In analytical instruments, typically a sample to be analyzed, such as a solid, liquid, or gas sample, is combusted in a furnace and subsequently the byproducts of combustion are swept by an inert gas, such as helium, into an oxidizer which converts, for example, carbon monoxide from the furnace into carbon dioxide for subsequent infrared detection. In order to analyze substances other than carbon dioxide (representative of the oxygen content of a sample), it is necessary to scrub and remove the carbon dioxide from the carrier stream so that the remaining analytes, such as nitrogen, can be measured by a subsequent detector, such as a thermal conductivity cell located downstream of the scrubber. With such systems, however, the scrubbing of carbon dioxide or other gas from the carrier stream reduces the pressure and flow rate of the carrier gas and remaining analytes as it approaches subsequent detectors for determining the remaining analyte. These perturbations in pressure and resulting flow rate result in inaccurate measurements of analytes subsequent to the scrubbing operation. In an oxygen/nitrogen analyzer, for example, the nitrogen, which is measured downstream of the scrubber with a thermal conductivity cell, is adversely affected and can result in readings which have a significant error. The error, for example, could be as high as 35 ppm (parts per million) for a nitrogen sample having a 5 ppm concentration in a sample having a high oxygen concentration of 50,000 ppm.
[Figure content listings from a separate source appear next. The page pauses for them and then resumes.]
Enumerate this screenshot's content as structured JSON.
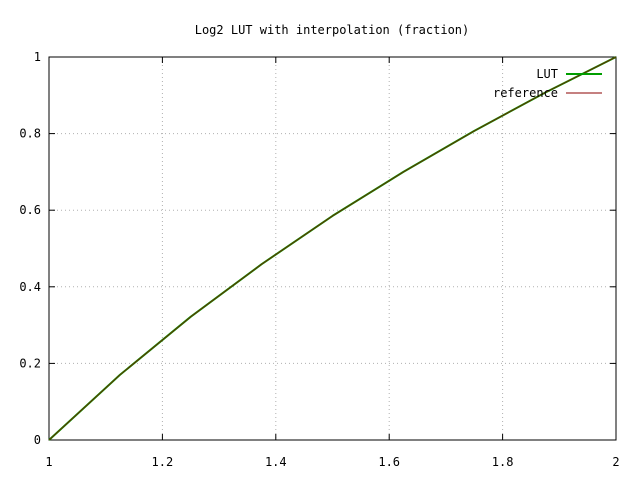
{
  "chart_data": {
    "type": "line",
    "title": "Log2 LUT with interpolation (fraction)",
    "xlabel": "",
    "ylabel": "",
    "xlim": [
      1,
      2
    ],
    "ylim": [
      0,
      1
    ],
    "x_ticks": [
      1,
      1.2,
      1.4,
      1.6,
      1.8,
      2
    ],
    "x_tick_labels": [
      "1",
      "1.2",
      "1.4",
      "1.6",
      "1.8",
      "2"
    ],
    "y_ticks": [
      0,
      0.2,
      0.4,
      0.6,
      0.8,
      1
    ],
    "y_tick_labels": [
      "0",
      "0.2",
      "0.4",
      "0.6",
      "0.8",
      "1"
    ],
    "grid": true,
    "legend_position": "top-right",
    "series": [
      {
        "name": "LUT",
        "color": "#009e00",
        "x": [
          1,
          1.125,
          1.25,
          1.375,
          1.5,
          1.625,
          1.75,
          1.875,
          2
        ],
        "y": [
          0,
          0.17,
          0.322,
          0.459,
          0.585,
          0.7,
          0.807,
          0.907,
          1
        ]
      },
      {
        "name": "reference",
        "color": "#8b0000",
        "x": [
          1,
          1.125,
          1.25,
          1.375,
          1.5,
          1.625,
          1.75,
          1.875,
          2
        ],
        "y": [
          0,
          0.17,
          0.322,
          0.459,
          0.585,
          0.7,
          0.807,
          0.907,
          1
        ]
      }
    ]
  }
}
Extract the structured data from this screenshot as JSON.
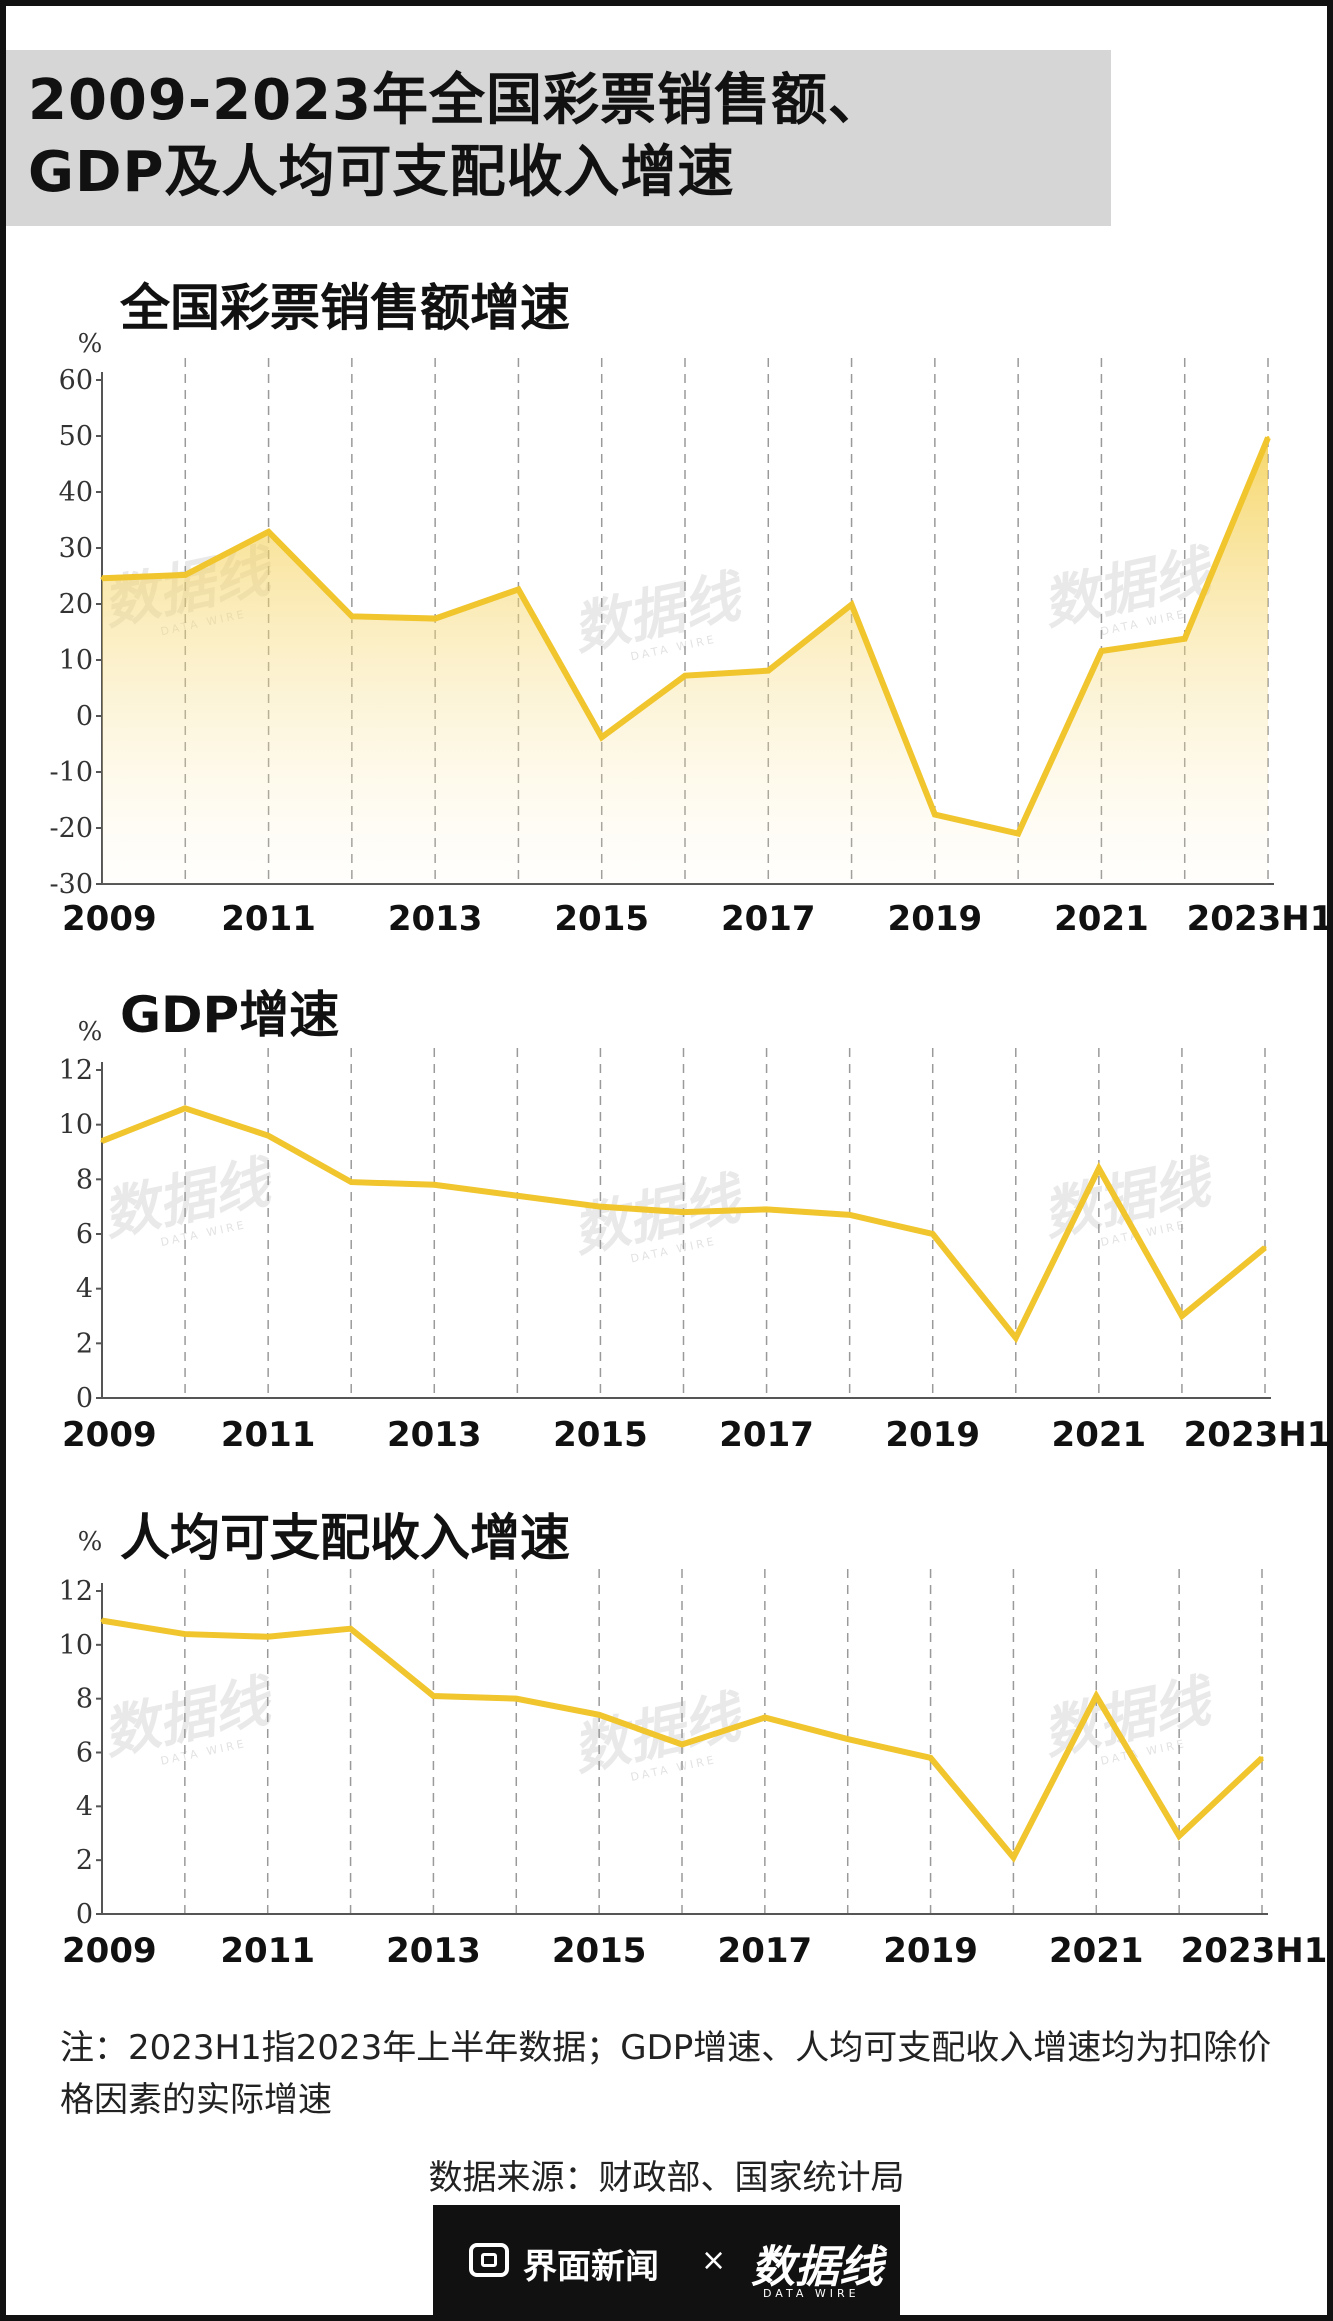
{
  "title": {
    "line1": "2009-2023年全国彩票销售额、",
    "line2": "GDP及人均可支配收入增速"
  },
  "watermark": "数据线",
  "watermark_sub": "DATA WIRE",
  "charts": [
    {
      "title": "全国彩票销售额增速",
      "unit": "%"
    },
    {
      "title": "GDP增速",
      "unit": "%"
    },
    {
      "title": "人均可支配收入增速",
      "unit": "%"
    }
  ],
  "chart_data": [
    {
      "type": "area",
      "title": "全国彩票销售额增速",
      "ylabel": "%",
      "x": [
        "2009",
        "2010",
        "2011",
        "2012",
        "2013",
        "2014",
        "2015",
        "2016",
        "2017",
        "2018",
        "2019",
        "2020",
        "2021",
        "2022",
        "2023H1"
      ],
      "x_tick_labels": [
        "2009",
        "2011",
        "2013",
        "2015",
        "2017",
        "2019",
        "2021",
        "2023H1"
      ],
      "values": [
        24.6,
        25.2,
        32.9,
        17.8,
        17.4,
        22.6,
        -3.8,
        7.2,
        8.1,
        19.9,
        -17.6,
        -21.0,
        11.6,
        13.8,
        49.7
      ],
      "ylim": [
        -30,
        60
      ],
      "yticks": [
        -30,
        -20,
        -10,
        0,
        10,
        20,
        30,
        40,
        50,
        60
      ],
      "grid": "vertical-dashed",
      "color": "#f0c52d"
    },
    {
      "type": "line",
      "title": "GDP增速",
      "ylabel": "%",
      "x": [
        "2009",
        "2010",
        "2011",
        "2012",
        "2013",
        "2014",
        "2015",
        "2016",
        "2017",
        "2018",
        "2019",
        "2020",
        "2021",
        "2022",
        "2023H1"
      ],
      "x_tick_labels": [
        "2009",
        "2011",
        "2013",
        "2015",
        "2017",
        "2019",
        "2021",
        "2023H1"
      ],
      "values": [
        9.4,
        10.6,
        9.6,
        7.9,
        7.8,
        7.4,
        7.0,
        6.8,
        6.9,
        6.7,
        6.0,
        2.2,
        8.4,
        3.0,
        5.5
      ],
      "ylim": [
        0,
        12
      ],
      "yticks": [
        0,
        2,
        4,
        6,
        8,
        10,
        12
      ],
      "grid": "vertical-dashed",
      "color": "#f0c52d"
    },
    {
      "type": "line",
      "title": "人均可支配收入增速",
      "ylabel": "%",
      "x": [
        "2009",
        "2010",
        "2011",
        "2012",
        "2013",
        "2014",
        "2015",
        "2016",
        "2017",
        "2018",
        "2019",
        "2020",
        "2021",
        "2022",
        "2023H1"
      ],
      "x_tick_labels": [
        "2009",
        "2011",
        "2013",
        "2015",
        "2017",
        "2019",
        "2021",
        "2023H1"
      ],
      "values": [
        10.9,
        10.4,
        10.3,
        10.6,
        8.1,
        8.0,
        7.4,
        6.3,
        7.3,
        6.5,
        5.8,
        2.1,
        8.1,
        2.9,
        5.8
      ],
      "ylim": [
        0,
        12
      ],
      "yticks": [
        0,
        2,
        4,
        6,
        8,
        10,
        12
      ],
      "grid": "vertical-dashed",
      "color": "#f0c52d"
    }
  ],
  "note": "注：2023H1指2023年上半年数据；GDP增速、人均可支配收入增速均为扣除价格因素的实际增速",
  "source": "数据来源：财政部、国家统计局",
  "footer": {
    "left_brand": "界面新闻",
    "separator": "×",
    "right_brand": "数据线",
    "right_brand_sub": "DATA WIRE"
  }
}
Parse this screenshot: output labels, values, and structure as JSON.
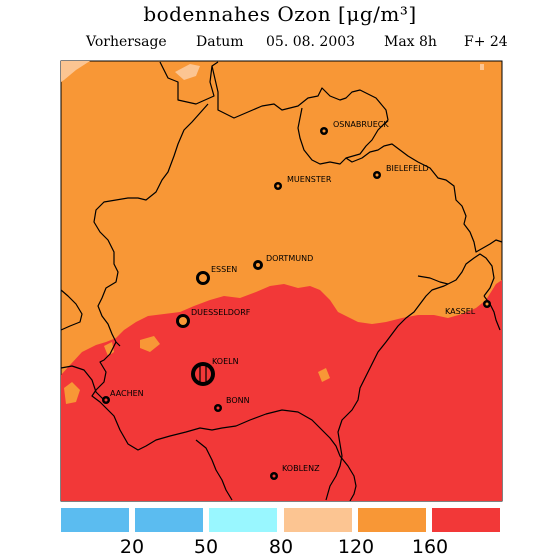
{
  "title": "bodennahes Ozon [μg/m³]",
  "subtitle": {
    "forecast": "Vorhersage",
    "date_label": "Datum",
    "date": "05. 08. 2003",
    "metric": "Max 8h",
    "lead": "F+ 24"
  },
  "colors": {
    "lt_20": "#5bbcf0",
    "c20_50": "#5bbcf0",
    "c50_80": "#99f7ff",
    "c80_120": "#fcc592",
    "c120_160": "#f89736",
    "gt_160": "#f23838",
    "border": "#000000"
  },
  "cities": [
    {
      "name": "OSNABRUECK"
    },
    {
      "name": "BIELEFELD"
    },
    {
      "name": "MUENSTER"
    },
    {
      "name": "DORTMUND"
    },
    {
      "name": "ESSEN"
    },
    {
      "name": "DUESSELDORF"
    },
    {
      "name": "KASSEL"
    },
    {
      "name": "KOELN"
    },
    {
      "name": "AACHEN"
    },
    {
      "name": "BONN"
    },
    {
      "name": "KOBLENZ"
    }
  ],
  "legend": {
    "ticks": [
      "20",
      "50",
      "80",
      "120",
      "160"
    ],
    "classes": [
      "<20",
      "20-50",
      "50-80",
      "80-120",
      "120-160",
      ">160"
    ]
  }
}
Although attempts have been made to overcome this problem using a split stream of analytes, such systems require a more complex and expensive flow system, and it is difficult to maintain the ratio of analytes split into two flow paths constant. Further, the analytical time is increased significantly as in the carrier gas consumption. Also the resultant accuracy, although improved, remains erroneous when measuring a low concentration analyte in combination with a high concentration analyte.
As a result, there exists a need for a relatively economical analysis system in which a relatively small concentration of an analyte in the presence of a higher concentration of a second analyte can be accurately determined without interference due to perturbations in the pressure or flow of the carrier-gas analyte stream.
The system of the present invention overcomes the problems of prior art analyzers by providing a compensation system for providing a makeup flow of carrier gas to maintain the pressure and/or flow rate of the stream of analyte and inert gas to a detector constant such that a accurate determination of a low level of an analyte can be accurately determined. In one embodiment of the invention, a carrier gas is introduced through a controlled valve responsive to a detected pressure in the gas flow stream between a scrubber and a subsequent detector for maintaining the pressure constant during an analysis. In another embodiment of the invention, a flow transducer is positioned in the gas flow path between the scrubber and detector and coupled to a flow control valve to introduce carrier gas as a function of detected gas flow such that the flow rate of gas into the detector is maintained constant. In either embodiment, a relatively low level of analyte, such as nitrogen, in the presence of a relatively high concentration of another analyte, such as oxygen, can be accurately determined utilizing a flow system which has a minimal number of components. Such a system provides greatly improved accuracy for the economical measurement of a relatively low level of analyte in the presence of a second analyte having a higher concentration.